Se su questo tessuto più piccolo, ma sano, di imprese si innesterà la forte ripresa di investimenti pubblici creata dal Recovery Fund l’Italia eviterà di formare di nuovo quelle cicatrici che l’hanno sempre più deturpata dopo tutte le crisi (il fenomeno di isteresi per cui il potenziale di crescita si riduce dopo ogni recessione).

L’Italia non recupererà le posizioni perdute nella classifica mondiale delle economie, anzi ne perderà ancora, ma questa volta più per particolari meriti altrui che per demeriti suoi. Al gelo degli ultimi decenni si sostituirà un certo tepore, almeno per qualche anno. Per le prospettive di lungo termine molte questioni restano aperte. Quanto sarà possibile al mondo crescere di più senza creare inflazione? Quanto durerà l’apertura tedesca verso le politiche di crescita?

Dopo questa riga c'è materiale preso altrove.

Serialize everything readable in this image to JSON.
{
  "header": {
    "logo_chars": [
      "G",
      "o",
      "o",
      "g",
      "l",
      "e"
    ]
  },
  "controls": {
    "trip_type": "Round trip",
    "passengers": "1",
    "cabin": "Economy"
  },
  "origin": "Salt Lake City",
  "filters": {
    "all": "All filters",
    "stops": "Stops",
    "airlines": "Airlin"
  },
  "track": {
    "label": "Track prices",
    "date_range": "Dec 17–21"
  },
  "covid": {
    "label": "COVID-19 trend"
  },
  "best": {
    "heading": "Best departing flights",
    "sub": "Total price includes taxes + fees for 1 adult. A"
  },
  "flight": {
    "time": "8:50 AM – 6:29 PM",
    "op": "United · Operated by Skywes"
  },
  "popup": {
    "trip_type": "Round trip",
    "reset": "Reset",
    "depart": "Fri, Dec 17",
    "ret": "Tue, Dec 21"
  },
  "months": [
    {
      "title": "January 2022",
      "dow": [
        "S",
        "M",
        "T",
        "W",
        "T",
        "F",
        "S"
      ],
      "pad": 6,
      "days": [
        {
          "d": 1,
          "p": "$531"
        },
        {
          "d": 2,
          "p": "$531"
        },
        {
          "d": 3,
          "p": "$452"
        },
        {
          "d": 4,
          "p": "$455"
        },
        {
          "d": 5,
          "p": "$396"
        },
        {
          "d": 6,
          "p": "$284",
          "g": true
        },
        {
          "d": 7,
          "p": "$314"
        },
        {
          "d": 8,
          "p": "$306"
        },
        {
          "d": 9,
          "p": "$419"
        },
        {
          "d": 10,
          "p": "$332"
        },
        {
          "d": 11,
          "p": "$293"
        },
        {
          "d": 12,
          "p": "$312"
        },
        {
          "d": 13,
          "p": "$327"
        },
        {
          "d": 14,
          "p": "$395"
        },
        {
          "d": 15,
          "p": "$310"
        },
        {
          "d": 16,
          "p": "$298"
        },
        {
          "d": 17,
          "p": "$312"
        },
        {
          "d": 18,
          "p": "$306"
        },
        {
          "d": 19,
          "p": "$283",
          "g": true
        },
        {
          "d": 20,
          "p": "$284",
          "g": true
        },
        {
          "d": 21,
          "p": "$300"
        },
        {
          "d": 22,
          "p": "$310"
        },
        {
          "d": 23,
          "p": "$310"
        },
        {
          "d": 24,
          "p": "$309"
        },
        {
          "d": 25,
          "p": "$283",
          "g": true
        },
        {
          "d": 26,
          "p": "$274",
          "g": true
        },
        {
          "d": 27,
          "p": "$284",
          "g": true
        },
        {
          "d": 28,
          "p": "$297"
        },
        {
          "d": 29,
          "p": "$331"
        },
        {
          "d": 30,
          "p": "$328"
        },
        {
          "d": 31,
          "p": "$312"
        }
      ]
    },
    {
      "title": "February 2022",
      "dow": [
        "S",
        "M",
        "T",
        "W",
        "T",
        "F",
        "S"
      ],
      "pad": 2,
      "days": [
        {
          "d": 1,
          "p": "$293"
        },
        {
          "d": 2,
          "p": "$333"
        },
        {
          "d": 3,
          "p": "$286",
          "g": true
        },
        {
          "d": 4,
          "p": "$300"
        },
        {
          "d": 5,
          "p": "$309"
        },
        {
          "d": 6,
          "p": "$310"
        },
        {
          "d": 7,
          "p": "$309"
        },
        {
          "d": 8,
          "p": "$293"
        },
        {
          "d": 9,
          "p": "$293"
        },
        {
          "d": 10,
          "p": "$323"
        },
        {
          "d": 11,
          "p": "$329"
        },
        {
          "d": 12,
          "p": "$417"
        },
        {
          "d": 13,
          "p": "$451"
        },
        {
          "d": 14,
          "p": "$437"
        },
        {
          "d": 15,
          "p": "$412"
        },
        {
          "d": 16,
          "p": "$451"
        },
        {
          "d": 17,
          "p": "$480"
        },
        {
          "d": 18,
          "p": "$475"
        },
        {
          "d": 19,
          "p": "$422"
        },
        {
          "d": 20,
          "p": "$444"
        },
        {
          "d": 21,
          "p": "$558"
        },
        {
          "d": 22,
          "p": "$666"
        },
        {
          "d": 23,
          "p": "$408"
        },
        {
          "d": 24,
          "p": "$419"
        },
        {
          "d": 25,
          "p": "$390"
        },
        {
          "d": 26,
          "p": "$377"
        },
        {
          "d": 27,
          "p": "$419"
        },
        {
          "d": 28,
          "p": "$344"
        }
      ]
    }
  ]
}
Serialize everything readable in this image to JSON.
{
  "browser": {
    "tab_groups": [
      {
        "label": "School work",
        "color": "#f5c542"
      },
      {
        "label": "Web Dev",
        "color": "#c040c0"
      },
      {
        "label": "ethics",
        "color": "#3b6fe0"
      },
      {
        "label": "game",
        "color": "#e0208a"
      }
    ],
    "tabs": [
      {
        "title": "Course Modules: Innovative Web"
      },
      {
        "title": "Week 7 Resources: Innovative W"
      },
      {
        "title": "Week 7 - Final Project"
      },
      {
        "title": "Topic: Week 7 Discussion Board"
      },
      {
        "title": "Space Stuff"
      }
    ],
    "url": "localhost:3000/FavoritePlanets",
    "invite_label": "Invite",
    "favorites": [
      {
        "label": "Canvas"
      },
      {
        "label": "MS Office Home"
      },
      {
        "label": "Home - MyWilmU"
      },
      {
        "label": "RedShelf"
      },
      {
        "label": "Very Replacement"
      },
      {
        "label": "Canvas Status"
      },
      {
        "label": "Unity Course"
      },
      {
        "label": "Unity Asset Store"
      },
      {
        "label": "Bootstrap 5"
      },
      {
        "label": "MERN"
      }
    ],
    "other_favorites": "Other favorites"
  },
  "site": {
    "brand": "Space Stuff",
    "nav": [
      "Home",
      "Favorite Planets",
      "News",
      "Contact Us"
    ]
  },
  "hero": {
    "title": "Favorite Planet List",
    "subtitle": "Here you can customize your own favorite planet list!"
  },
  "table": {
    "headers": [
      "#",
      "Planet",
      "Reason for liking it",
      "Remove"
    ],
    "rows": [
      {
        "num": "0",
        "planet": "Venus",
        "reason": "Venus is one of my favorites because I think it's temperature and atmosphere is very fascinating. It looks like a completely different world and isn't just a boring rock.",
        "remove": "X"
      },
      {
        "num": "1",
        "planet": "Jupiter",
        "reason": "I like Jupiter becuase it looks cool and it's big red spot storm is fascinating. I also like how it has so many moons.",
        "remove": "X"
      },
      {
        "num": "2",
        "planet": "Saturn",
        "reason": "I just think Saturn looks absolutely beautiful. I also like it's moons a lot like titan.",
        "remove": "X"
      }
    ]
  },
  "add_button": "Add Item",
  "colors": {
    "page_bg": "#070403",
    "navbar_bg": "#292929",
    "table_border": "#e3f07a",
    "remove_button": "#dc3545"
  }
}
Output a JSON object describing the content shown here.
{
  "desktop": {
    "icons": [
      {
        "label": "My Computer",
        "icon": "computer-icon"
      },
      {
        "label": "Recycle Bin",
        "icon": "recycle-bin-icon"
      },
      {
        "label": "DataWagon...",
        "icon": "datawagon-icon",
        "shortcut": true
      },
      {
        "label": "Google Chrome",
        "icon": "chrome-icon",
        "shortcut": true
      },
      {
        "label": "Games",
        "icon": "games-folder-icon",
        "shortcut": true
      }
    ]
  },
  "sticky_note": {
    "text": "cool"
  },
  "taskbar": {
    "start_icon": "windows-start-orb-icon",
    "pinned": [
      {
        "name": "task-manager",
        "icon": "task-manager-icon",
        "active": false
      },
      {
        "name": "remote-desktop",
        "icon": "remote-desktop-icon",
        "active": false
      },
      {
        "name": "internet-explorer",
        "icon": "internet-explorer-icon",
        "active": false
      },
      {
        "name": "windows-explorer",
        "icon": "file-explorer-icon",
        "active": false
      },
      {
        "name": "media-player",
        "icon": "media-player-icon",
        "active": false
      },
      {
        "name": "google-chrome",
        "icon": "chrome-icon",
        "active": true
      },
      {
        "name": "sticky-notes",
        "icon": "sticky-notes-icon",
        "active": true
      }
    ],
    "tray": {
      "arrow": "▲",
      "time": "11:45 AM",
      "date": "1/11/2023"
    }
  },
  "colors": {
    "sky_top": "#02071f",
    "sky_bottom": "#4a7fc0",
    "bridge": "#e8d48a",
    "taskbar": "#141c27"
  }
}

Che faremo nel 2027 quando dovremo iniziare a ripagare i prestiti del Recovery Fund? Per quanto tempo durerà il sostegno monetario della Bce?

Avremo tempo per rispondere a queste domande. Nel frattempo godiamoci questa fase di allargamento della ripresa dai mercati finanziari all’economia reale e non trascuriamo le opportunità che offre l’Italia. Certo, i mercati sono un po’ stanchi e si prenderanno presto qualche settimana di pausa per consolidarsi, ma la ripresa dell’economia reale darà loro forza strutturale, quella che conta davvero.